Mercredi 13 décembre. Il est 8h. Une journée ordinaire commence au campus universitaire d’Aboudaou, de l’université Abderrahmane Mira de Béjaïa. En ce temps printanier, les étudiants affluent dans l’enceinte par vagues, rejoignant amphithéâtre et salle de TD. 

Pendant ce temps, Amine et Assia, deux étudiants aux besoins spécifiques, vautrés dans leur chaise roulante électrique, attendent leurs accompagnateurs dans le local de la CASAM, la Cellule d’accompagnement, de sensibilisation, d’appui et de médiation mise en place à l’université de Béjaïa en 2012, dans le cadre du programme européen Tempus sur l’enseignement inclusif des universités du Maghreb (UMEI). 

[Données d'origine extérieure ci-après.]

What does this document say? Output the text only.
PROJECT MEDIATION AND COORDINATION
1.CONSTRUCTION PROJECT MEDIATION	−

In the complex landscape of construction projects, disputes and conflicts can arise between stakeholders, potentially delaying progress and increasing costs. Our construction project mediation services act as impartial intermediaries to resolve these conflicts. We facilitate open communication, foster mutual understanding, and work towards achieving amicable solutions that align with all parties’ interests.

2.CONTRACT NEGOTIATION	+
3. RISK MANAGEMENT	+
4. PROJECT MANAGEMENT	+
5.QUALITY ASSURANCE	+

L’objectif de ce projet, pour les universités algériennes participantes, «est la création et la mise en place de ces cellules au sein de ces établissements, en mesure de proposer des outils et procédés pour pallier les carences et participer à la démocratisation de l’accès à l’enseignement  supérieur en le rendant accessible à tous».

 Il faut noter dans ce contexte que le programme Tempus prend en charge des étudiants à besoins particuliers renfermant, en plus des étudiants présentant un handicap, les étudiants des pays étrangers, ceux issus du milieu rural ou encore aux conditions sociales rudimentaires et les étudiants incarcérés.

Assia, comme tant d’autres, se dit satisfaite de l’appui apporté par la cellule, qu’elle considère comme son «deuxième foyer», car elle y retrouve attention et surtout l’écoute. Cette pièce d’une soixantaine de mètres carrés, située au rez-de chaussée d’un bloc pédagogique, est le port d’attache des dizaines d’étudiants en situation de handicap. «Mes premiers instants à l’université étaient difficiles. 

D’entrée, j’ai failli décrocher à cause du transport. Le bus n’arrivait pas jusqu’à chez moi, à Oued Ghir», confie-t-elle. La main serrant le coudoir de son fauteuil roulant, elle ajoute : «Comme le petit moteur de mon fauteuil  électrique n’est pas adapté pour nos chemins escarpés, le wali, en faisant un geste,  a proposé des motos, malheureusement, on n’a pas suffisamment de force dans les bras pour manœuvrer un tel engin», dit-elle.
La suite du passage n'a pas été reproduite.